Gov. Jay Inslee visited Elk Ridge Elementary in Buckley as part of his push to get students back in school and to show teachers and parents that it can be made safe.
“Academic achievement, better mental health, better confidence for parents. This is a win-win situation for everyone,” the governor said.
Students wear masks, have their temperatures taken and parents consent to their children being tested for COVID-19.
White River School District Operations Manager Jer Argo said, “We have positive cases, but we believe with all of those mitigating things we’re doing from masking, to social distancing, to mask-wearing, to health attestation, to hand hygiene that they are not going to spread on our campus.”
Social distancing is easier because the White River District has just roughly 4,000 students, and 20% have decided to stay at home.
“When you take 20% that stay at distance learning, and then you take the 80%, and you split them between morning and afternoon, how small those class sizes actually are, and you just feel safe,” said high school teacher Dameon Marlow.

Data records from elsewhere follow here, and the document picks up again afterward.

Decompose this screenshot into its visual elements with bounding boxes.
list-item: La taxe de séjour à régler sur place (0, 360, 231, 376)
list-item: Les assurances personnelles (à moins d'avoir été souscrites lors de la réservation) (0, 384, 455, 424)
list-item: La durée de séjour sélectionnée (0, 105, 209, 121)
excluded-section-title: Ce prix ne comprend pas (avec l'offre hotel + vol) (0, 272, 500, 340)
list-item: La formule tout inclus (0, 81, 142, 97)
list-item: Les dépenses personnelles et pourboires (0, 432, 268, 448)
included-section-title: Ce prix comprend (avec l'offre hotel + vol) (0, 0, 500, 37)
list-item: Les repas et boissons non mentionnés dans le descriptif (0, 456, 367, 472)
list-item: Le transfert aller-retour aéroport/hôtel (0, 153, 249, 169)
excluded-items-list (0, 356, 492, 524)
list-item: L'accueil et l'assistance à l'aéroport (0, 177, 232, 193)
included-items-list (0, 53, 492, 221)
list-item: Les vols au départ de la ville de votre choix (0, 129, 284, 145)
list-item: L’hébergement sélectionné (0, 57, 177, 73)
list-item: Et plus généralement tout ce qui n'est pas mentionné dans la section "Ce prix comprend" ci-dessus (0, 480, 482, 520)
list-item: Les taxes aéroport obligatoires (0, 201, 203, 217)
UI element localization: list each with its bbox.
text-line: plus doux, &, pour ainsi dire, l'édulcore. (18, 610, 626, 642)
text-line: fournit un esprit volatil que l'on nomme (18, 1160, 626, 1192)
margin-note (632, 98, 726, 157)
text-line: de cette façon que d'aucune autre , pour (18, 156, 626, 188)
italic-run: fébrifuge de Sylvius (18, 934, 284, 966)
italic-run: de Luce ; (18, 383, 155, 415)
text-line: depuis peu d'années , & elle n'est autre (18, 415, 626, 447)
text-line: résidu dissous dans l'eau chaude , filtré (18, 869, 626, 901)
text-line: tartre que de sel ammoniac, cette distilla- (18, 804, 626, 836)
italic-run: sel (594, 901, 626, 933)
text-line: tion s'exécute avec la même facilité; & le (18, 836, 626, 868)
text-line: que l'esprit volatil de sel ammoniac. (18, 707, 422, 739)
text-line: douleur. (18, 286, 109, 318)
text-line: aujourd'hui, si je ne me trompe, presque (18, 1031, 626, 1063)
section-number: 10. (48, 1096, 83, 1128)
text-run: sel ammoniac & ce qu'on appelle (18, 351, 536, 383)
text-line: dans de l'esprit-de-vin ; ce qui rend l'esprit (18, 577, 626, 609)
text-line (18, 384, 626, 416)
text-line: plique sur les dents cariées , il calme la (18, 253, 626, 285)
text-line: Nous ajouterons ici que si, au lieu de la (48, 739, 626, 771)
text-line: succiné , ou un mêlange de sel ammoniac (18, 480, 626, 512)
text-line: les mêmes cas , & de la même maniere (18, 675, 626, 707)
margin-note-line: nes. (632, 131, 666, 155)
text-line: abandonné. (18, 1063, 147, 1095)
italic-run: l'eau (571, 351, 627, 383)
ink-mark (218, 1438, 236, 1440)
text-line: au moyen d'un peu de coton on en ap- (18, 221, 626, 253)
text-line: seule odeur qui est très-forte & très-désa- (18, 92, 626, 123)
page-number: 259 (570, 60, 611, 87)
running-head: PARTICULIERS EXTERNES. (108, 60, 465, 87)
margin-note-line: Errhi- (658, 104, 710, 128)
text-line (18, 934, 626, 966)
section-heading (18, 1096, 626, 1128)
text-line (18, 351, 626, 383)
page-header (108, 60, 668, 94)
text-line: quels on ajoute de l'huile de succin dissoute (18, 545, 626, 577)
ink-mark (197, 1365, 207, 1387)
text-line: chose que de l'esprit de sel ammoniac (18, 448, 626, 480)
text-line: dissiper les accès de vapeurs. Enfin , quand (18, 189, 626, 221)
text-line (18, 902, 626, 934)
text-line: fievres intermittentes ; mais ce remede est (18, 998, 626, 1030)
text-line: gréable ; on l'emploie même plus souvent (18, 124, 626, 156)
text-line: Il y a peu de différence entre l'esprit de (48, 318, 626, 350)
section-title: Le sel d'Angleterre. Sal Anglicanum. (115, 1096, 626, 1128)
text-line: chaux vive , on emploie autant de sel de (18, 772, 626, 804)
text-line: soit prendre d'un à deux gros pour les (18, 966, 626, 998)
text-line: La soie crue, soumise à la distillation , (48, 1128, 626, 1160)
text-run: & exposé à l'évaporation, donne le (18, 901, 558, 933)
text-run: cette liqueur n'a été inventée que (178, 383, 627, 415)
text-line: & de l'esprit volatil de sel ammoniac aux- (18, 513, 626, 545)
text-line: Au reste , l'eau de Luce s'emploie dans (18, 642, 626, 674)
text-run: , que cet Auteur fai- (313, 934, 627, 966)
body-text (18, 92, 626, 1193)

A counselor told Inslee of a student who contemplated suicide because of the isolation away from school.
“And what it did to me was I felt like we really have no idea what’s happened to our kids in the last 10 months,” said Greg Benjamin.
Still, a new report from the Technology Alliance urges Washington to get ready now in case this pandemic or the next calamity requires more distance learning.
It calls for better internet access for the 200,000 students who can’t get online reliably. It also calls for a laptop for every child and a better “distance learning” curriculum for educators.
Sharonne Navas, executive director of the Equity in Education Coalition said, “It is an issue of urban, suburban and rural Washington. So the state needs to invest more in its infrastructure.”
As of this morning, there were five confirmed cases of COVID-19 spread through the White River School District.